这话一出,如投石入池,整个大堂都沸腾起来了。
“苏卿怜,天,我居然见到了天香楼的花魁,这可是百两银子一曲,千两银子一见的苏卿怜啊!”
“她就是苏卿怜?我看也就这样,不就是个花魁嘛……”昨日刚来扬州治眼疾的京城客商眯着眼觑了半天,只模糊看见个影子,为显得自己与众不同,清了清嗓子慢条斯理道。
话音刚落,就被旁人飞了好些筷子过来,还收了一箩筐乡巴佬的称号,弄了个满脸通红。
苏卿怜仿佛听见了什么,抚了抚额上的碎发,朝那几个义正言辞维护她且模样俊秀的男子妩媚一笑,坐中更是闻得一阵咽口水的声音。
窈娘听得动静从后厨出来,松了口气,一副熟稔的语气迎了上来,“你可总算来了。”边说边引着苏卿怜往院子里走,算是隔绝了大厅里那些粘人的眼光。
若是君泽在场,是要把下巴都给吓掉的。
刚才还千娇百媚温婉可人的苏卿怜,一到后院没人处立马就脱了相。
端着的肩垮了下来,脸上挂着的微笑也没了,眼睛骨碌碌乱转,鼻子眉眼也生动起来,不似之前温婉美人的模样。
她撩了撩袖子,一张口,却是老气横秋地问道:“那小兔崽子呢?老娘今日过来给他送礼物,居然敢不出来迎接!”
窈娘努了努嘴,小声说道:“早上起来就躺着了,一直躺到了现在,还是跟往年一样,隔半个时辰就出去看上一眼,没精打采的。”
苏卿怜嘴角一勾,翻了个白眼,径直向着陶墨墨屋子走去。到了门口先停了下来,侧着耳朵听了听动静,然后敲了几下门,语气极其轻柔,“墨墨,开门啦。”
里头毫无动静,只听得布料摩擦发出的细碎响声,门却是没开。苏卿怜竖了眉,掀了半边裙角,却是一脚踹了过去,三两步迈至床前,“你这小兔崽子,好言好语让你开门,你偏不开,是不是故意消遣老娘来着?”
陶墨墨被揪住了耳朵,哎哟哎哟直叫唤,“哎哟,青姨,我错了,我错了还不行吗,您松松手,疼着呢!”
“你这小子,不疼就不长记性!”苏卿怜松了手,往他**翻去,“今日生辰,不好好庆祝一下,让我看看,你躲这屋子里干嘛呢。”陶墨墨一听这话,悄悄往床头挪了挪,一屁股坐在枕头上。
没翻两下,苏卿怜就看见塞了决明子的枕头底下露出一角红色,心里正暗自得意,伸手准备去扯出来,就被窈娘拉住了。
窈娘冲她几不可见地摇了摇头,又指了指她的袖子,垂手退了开去,出去之前,还把门给掩了。

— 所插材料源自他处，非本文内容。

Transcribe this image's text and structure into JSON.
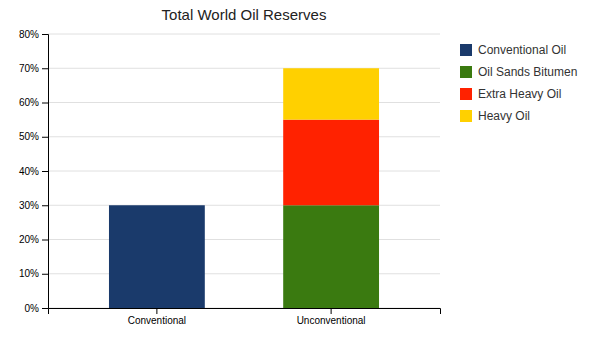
{
  "chart_data": {
    "type": "bar",
    "stacked": true,
    "title": "Total World Oil Reserves",
    "categories": [
      "Conventional",
      "Unconventional"
    ],
    "series": [
      {
        "name": "Conventional Oil",
        "color": "#1a3a6b",
        "values": [
          30,
          0
        ]
      },
      {
        "name": "Oil Sands Bitumen",
        "color": "#3a7a10",
        "values": [
          0,
          30
        ]
      },
      {
        "name": "Extra Heavy Oil",
        "color": "#ff2200",
        "values": [
          0,
          25
        ]
      },
      {
        "name": "Heavy Oil",
        "color": "#ffd000",
        "values": [
          0,
          15
        ]
      }
    ],
    "ylim": [
      0,
      80
    ],
    "yticks": [
      {
        "value": 0,
        "label": "0%"
      },
      {
        "value": 10,
        "label": "10%"
      },
      {
        "value": 20,
        "label": "20%"
      },
      {
        "value": 30,
        "label": "30%"
      },
      {
        "value": 40,
        "label": "40%"
      },
      {
        "value": 50,
        "label": "50%"
      },
      {
        "value": 60,
        "label": "60%"
      },
      {
        "value": 70,
        "label": "70%"
      },
      {
        "value": 80,
        "label": "80%"
      }
    ],
    "grid": true,
    "legend": "right"
  }
}
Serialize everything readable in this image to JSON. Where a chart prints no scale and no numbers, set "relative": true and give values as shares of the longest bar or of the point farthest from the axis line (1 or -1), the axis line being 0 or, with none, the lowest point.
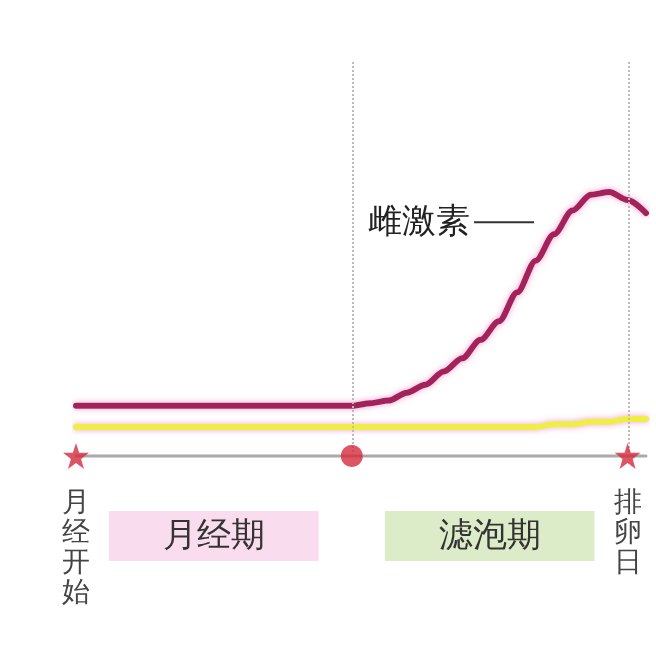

苏卿怜望了望自己的袖子,又望了望坐在床头揉着耳朵泪汪汪的陶墨墨,一拍脑袋,嗷嗷大叫,“瞧我这猪脑子,有人托我给你带了礼物,差点忘记给了。”说完从袖子里掏啊掏,一边掏一边自言自语,“咦,怎么没有,我是不是没带啊,还是刚才门口摆姿势摆太久,落那儿了……”
陶墨墨紧张地注视着她,像是要把袖口盯出个洞来,听她这话,一跳就起来了,准备往门外冲。
忽然,苏卿怜像是故意的,恍然大悟道:“噢,忘了,我放这边的袖袋里了。”说完从左边袖子里掏出一个红肚兜来,肚兜的右下角上边用白色的绣线绣了陶墨墨的名字。
“您哪儿来的猪脑子啊,您这不是狐脑子么!”陶墨墨眼睛一亮,跳回了**,捧着肚兜哼哼唧唧道。
苏卿怜撩起袖子,给了他一巴掌,将他脑袋拍至一边,“怎么跟长辈说话的,还要不要礼物了。”待陶墨墨告饶了半天,才慢悠悠将腰间的绣囊解了下来,扔了过去,“早些年碰见一个道士,托他写了一道神符,你平日里随身带着,别解下来。眼看着你都三百岁了,还一点儿法力都没有,留着这个防身。”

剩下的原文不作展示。